Review Summary: Really wanna keep it a secret? Hide it from yourself (Out of mind).
There may not be another album cover that is as overt in outlining its themes and what you can expect to hear as the dilapidated house displayed on Hiding Places. It’s boarded up, it’s lopsided, it’s deteriorating. In a way, it’s inviting for all of the wrong reasons. There’s a pang of morbid curiosity surrounding what lies inside and if you dare to enter you will quickly find that Hiding Places is truly a house of horrors. There is decay, dread, desolation and treachery everywhere. Every door you open exposes a murky forlornness that will swallow you whole.
It’s almost comical how dreary Hiding Places is, with Kenny Segal's stellar production providing a perfect complement to woods' acerbic delivery and scathing lyricism. There is not a speckle of light creeping into any crevice on this album. No other album has crawled into my skin in the most uncomfortable ways like Hiding Places manages to achieve. Nearly every track on here evokes the worst kind of visceral feeling. There’s the eerie bleakness of “A Day in a Week in a Year” whose beat sounds like it was crafted underwater and the abrasive bass of “Bigfakelaugh.” The production on “Spider Hole” creates this alarming sense of consternation and sends shivers down my spine every time I hear it. It always feels like I stumbled upon a gruesome, gory crime scene that is the stuff of my nightmares. The second verse on closer “Red Dust” features some of the most unsettling lyrics I’ve ever heard: “I want us to be alone in your home/I wanna suck the marrow out ya bones/I wanna show you what I learned from the worst people I ever known.” Truly bone-chilling stuff.

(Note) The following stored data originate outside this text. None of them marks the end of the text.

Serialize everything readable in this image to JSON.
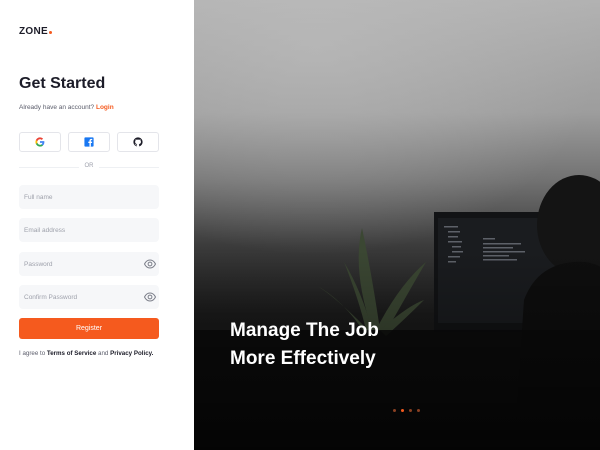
{
  "brand": {
    "name": "ZONE",
    "accent_color": "#f55a1e"
  },
  "form": {
    "title": "Get Started",
    "subtitle_prefix": "Already have an account?",
    "login_link": "Login",
    "social_buttons": [
      {
        "provider": "google",
        "icon": "google-icon"
      },
      {
        "provider": "facebook",
        "icon": "facebook-icon"
      },
      {
        "provider": "github",
        "icon": "github-icon"
      }
    ],
    "divider_text": "OR",
    "fields": {
      "full_name": {
        "placeholder": "Full name",
        "value": ""
      },
      "email": {
        "placeholder": "Email address",
        "value": ""
      },
      "password": {
        "placeholder": "Password",
        "value": "",
        "icon": "eye-icon"
      },
      "confirm_password": {
        "placeholder": "Confirm Password",
        "value": "",
        "icon": "eye-icon"
      }
    },
    "register_label": "Register",
    "terms_prefix": "I agree to",
    "terms_link": "Terms of Service",
    "terms_and": "and",
    "privacy_link": "Privacy Policy."
  },
  "hero": {
    "headline_line1": "Manage The Job",
    "headline_line2": "More Effectively",
    "carousel": {
      "count": 4,
      "active_index": 1
    }
  }
}
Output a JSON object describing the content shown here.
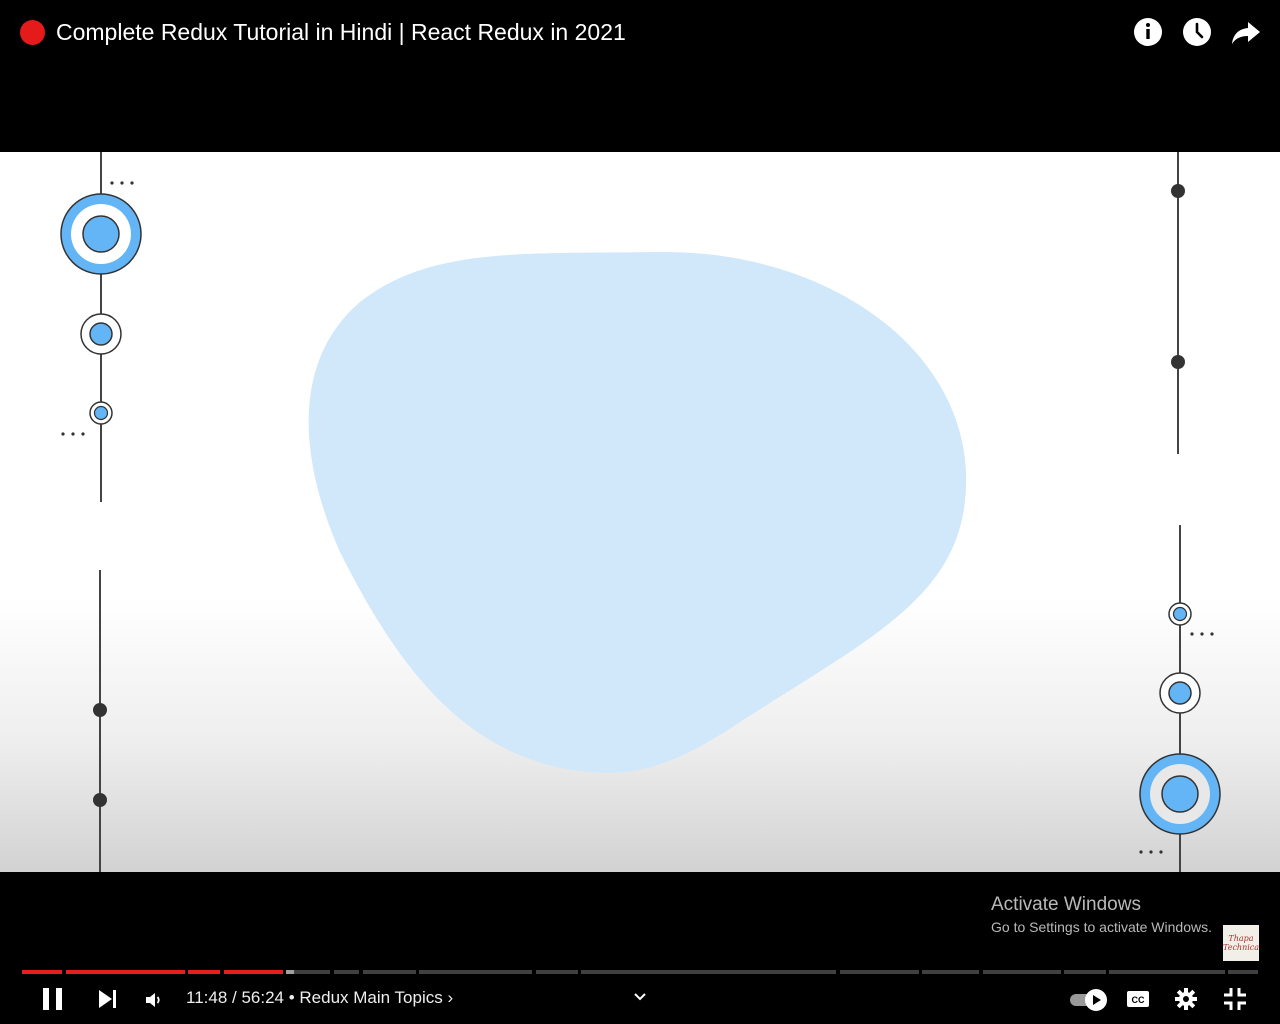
{
  "header": {
    "title": "Complete Redux Tutorial in Hindi | React Redux in 2021",
    "icons": [
      "info-icon",
      "watch-later-icon",
      "share-icon"
    ]
  },
  "overlay": {
    "activate_title": "Activate Windows",
    "activate_sub": "Go to Settings to activate Windows.",
    "watermark_text": "Thapa Technical"
  },
  "player": {
    "current_time": "11:48",
    "duration": "56:24",
    "separator": " / ",
    "chapter_bullet": " • ",
    "chapter": "Redux Main Topics",
    "chapter_arrow": "›",
    "progress_fraction": 0.209,
    "autoplay": true,
    "colors": {
      "played": "#e61e1e",
      "live_dot": "#e51a1a",
      "accent_blue": "#64b5f6"
    }
  }
}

Hiding Places combusted all of my perceptions of what hip-hop could be. In a way, it warped my perceptions of what the art of music could be. How could something so ugly be so entrancing? How could you feel compelled to keep coming back to something that grabs you by the throat and actively tries to expose you to the darkest sides of life? Hiding Places is truly a horror movie on record that has wormed its way into my subconscious in ways I never imagined music could achieve.